Why Not Use Fannie Mae and Freddie Mac to Reduce
Mortgage Costs?
Fannie Mae and Freddie Mac have now been in Federal
Governmental conservatorship for 10 years, with no end in
sight and no plan for their future. While the prevailing
political climate is hostile to the agencies continued
existence, there is also a well-justified fear that
terminating them would depress the mortgage market and new
housing construction. The result has been a policy
paralysis.
Given the impasse, the best approach may be to give
the agencies a new mission, one that could be completed in
3-5 years that would command broad agreement on both sides
of the political aisle. This would kick the can further down
the road but it would be a better can when it got there.
The mission would be to reduce mortgage costs. Two major rule changes would figure prominently in their agenda. One would convert third party settlement costs into lender charges. The other would shift the ownership of property appraisals from lenders to borrowers.
Converting Third Party Settlement
Costs Into Lender Charges
To borrowers, third party settlement costs are a
horrible and unnecessary source of complexity, confusion and
overcharges. Existing attempts to deal with the problem
through government-mandated disclosures, rules against
markups and prohibitions of referral fees have only added to
the complexity of the process without preventing pervasive
overcharges.
Third party settlement costs could be converted
into lender charges by implementation of one simple rule:
any service required by lenders as a condition for the
granting of a home mortgage must be purchased and paid for
by the lender. Lenders would embed these costs in the price
charged the borrower. The borrower would then have to deal
with only one set of prices.
Prices of third party servicers paid by borrowers
indirectly in the price of the mortgage would be
substantially lower than the inflated prices they now pay
directly to third party providers.
Under existing arrangements, competition by third
party providers to sell title insurance, mortgage insurance,
appraisals and other required services is directed not at
the consumers who pay for the services but at the lenders
who refer consumers to them. Lenders use their strategic
position as a referral source to get a piece of the action,
receiving free or underpriced services provided by the
firms to which they refer business, or by participating in
the ownership of such firms.
Bottom line, if lenders had to pay for all the
services they require of borrowers, the price of those
services would drop like a rock. Fannie and Freddie could
bring that about by restricting their purchases to mortgages
that meet the new rule.
Shift Control of Appraisals to
Mortgage Borrowers
In our current housing finance system, appraisals
are issued in the name of the lender to whom a prospective
borrower has applied for a loan, and it is not transferable
to another lender. The second rule change that could be
implemented by Fannie and Freddie would be to vest ownership
of appraisals in the mortgage borrowers who paid for them,
who could use them with any lenders to whom they apply.

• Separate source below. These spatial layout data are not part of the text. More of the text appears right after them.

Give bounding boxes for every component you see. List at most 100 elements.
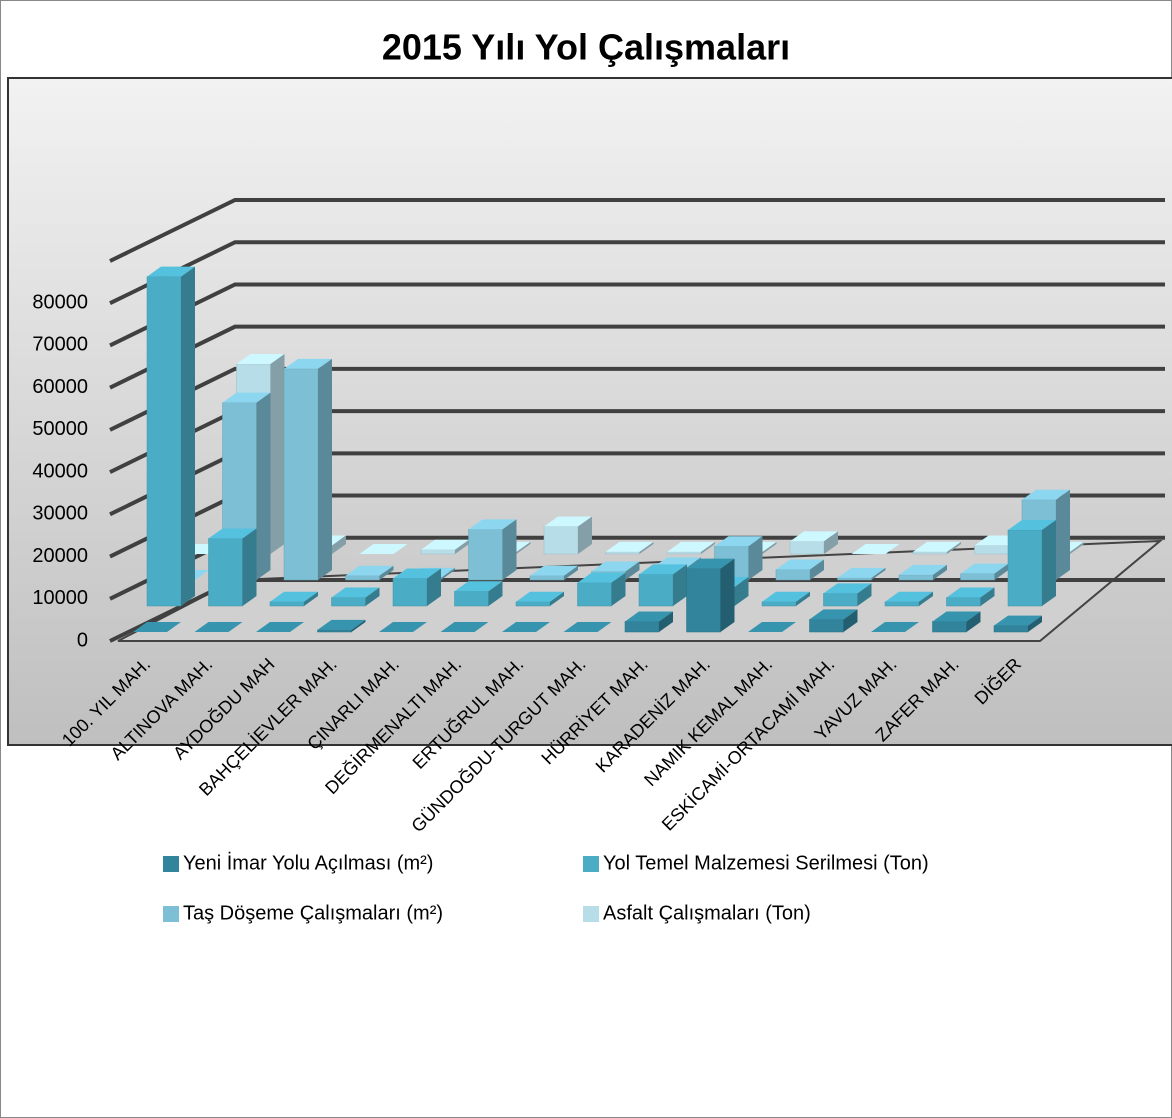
bar (283, 358, 332, 581)
bar-side (455, 539, 469, 554)
bar-side (625, 561, 640, 580)
bar-front (823, 593, 858, 607)
bar-top (345, 565, 394, 576)
bar-top (871, 622, 919, 632)
bar-front (331, 597, 366, 607)
bar-side (824, 531, 838, 554)
bar (454, 581, 503, 607)
y-tick-label: 20000 (32, 545, 88, 567)
y-tick-label: 60000 (32, 376, 88, 398)
bar-side (611, 572, 626, 606)
bar-side (488, 581, 503, 606)
bar (823, 583, 872, 607)
bar-side (1056, 489, 1070, 580)
bar-top (790, 531, 838, 542)
bar-top (639, 564, 687, 575)
bar (392, 568, 441, 607)
bar-top (932, 611, 981, 622)
bar-top (1008, 520, 1056, 530)
bar-front (208, 538, 243, 607)
bar (960, 563, 1009, 581)
bar-top (885, 591, 933, 602)
bar-top (748, 622, 796, 632)
bar (605, 541, 654, 555)
bar-top (1022, 489, 1070, 500)
bar (789, 531, 838, 555)
bar-top (194, 622, 243, 632)
bar (686, 558, 735, 633)
bar-side (720, 558, 735, 632)
legend-swatch (163, 906, 179, 922)
bar-side (947, 541, 961, 554)
bar-top (379, 622, 427, 632)
bar-side (181, 266, 195, 606)
bar-side (966, 611, 981, 632)
bar-top (913, 541, 961, 552)
bar-top (960, 563, 1009, 574)
axis-top (109, 198, 1165, 263)
bar-top (270, 591, 318, 602)
bar-front (420, 549, 456, 555)
legend-swatch (163, 856, 179, 872)
bar-front (789, 541, 825, 555)
bar-front (932, 621, 967, 633)
bar-side (1070, 541, 1084, 554)
bar-side (843, 609, 858, 632)
bar (359, 544, 408, 554)
bar-top (809, 609, 858, 620)
bar-front (146, 276, 182, 607)
bar (775, 559, 824, 581)
bar-front (345, 575, 380, 581)
bar-side (857, 583, 872, 606)
y-tick-label: 40000 (32, 460, 88, 482)
bar-side (810, 559, 824, 580)
bar (468, 519, 517, 581)
bar (256, 622, 304, 632)
bar (133, 622, 181, 632)
bar-top (667, 541, 715, 552)
bar-side (994, 563, 1009, 580)
bar-top (421, 539, 469, 550)
bar-front (884, 601, 920, 607)
bar-top (516, 591, 564, 602)
bar (515, 591, 564, 607)
bar-top (686, 558, 735, 569)
bar-front (454, 590, 489, 607)
bar-top (823, 583, 872, 594)
bar-top (317, 619, 366, 630)
bar (420, 539, 469, 555)
bar-top (284, 358, 332, 369)
bar-top (502, 622, 550, 632)
bar-front (638, 574, 674, 607)
bar (331, 587, 380, 607)
bar-front (468, 529, 503, 581)
bar-front (898, 574, 934, 581)
bar-side (871, 567, 886, 580)
bar-side (332, 535, 346, 554)
bar (993, 615, 1042, 633)
bar-side (796, 591, 810, 606)
bar-front (686, 568, 721, 633)
bar (638, 564, 687, 607)
bar (502, 622, 550, 632)
bar-top (454, 581, 503, 592)
bar (837, 567, 886, 581)
bar (884, 591, 933, 607)
bar-front (283, 368, 319, 581)
bar (932, 611, 981, 633)
bar-top (776, 559, 824, 570)
legend-label: Yeni İmar Yolu Açılması (m²) (183, 851, 433, 874)
bar-top (625, 611, 673, 622)
bar-front (317, 629, 352, 633)
bar-front (529, 575, 565, 581)
bar (577, 572, 626, 607)
bar-side (659, 611, 673, 632)
bar (871, 622, 919, 632)
chart-title: 2015 Yılı Yol Çalışmaları (382, 27, 790, 68)
bar-front (912, 551, 948, 555)
y-tick-label: 70000 (32, 334, 88, 356)
bar (146, 266, 195, 607)
bar (851, 544, 900, 554)
bar (809, 609, 858, 633)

The switch to a borrower-ownership model would
reduce the number of applications that are aborted when the
appraised value turns out to be too small to support the
transaction. It would reduce the time required to execute
purchase transactions. And it would facilitate mortgage
shopping by eliminating the need to pay for multiple
appraisals.
Shifting to a system of borrower control of
appraisals does not mean that borrowers would select
appraisers. That would open the door to the same abuses that
arose when lenders selected appraisers. Rather, borrowers
would purchase their appraisal from an appraisal management
company (AMC), which would select the appraiser assigned to
a property, and would be responsible for the quality of
appraisals and the independence of the appraiser. AMCs would
be subject to approval by the Federal agencies, which would
look to AMCs rather than lenders as the principal guarantors
of the integrity of appraisals.
Approved AMCs would compete for the business of potential borrowers in terms of price, which would reduce the cost of appraisals. Under existing rules, appraisals are ordered by lenders who have no incentive to negotiate lower prices. In many cases, lenders have an ownership interest in the AMC to which they send business. Such ownership interests in effect legalize referral fees. They will disappear under a system of appraisal control by borrowers.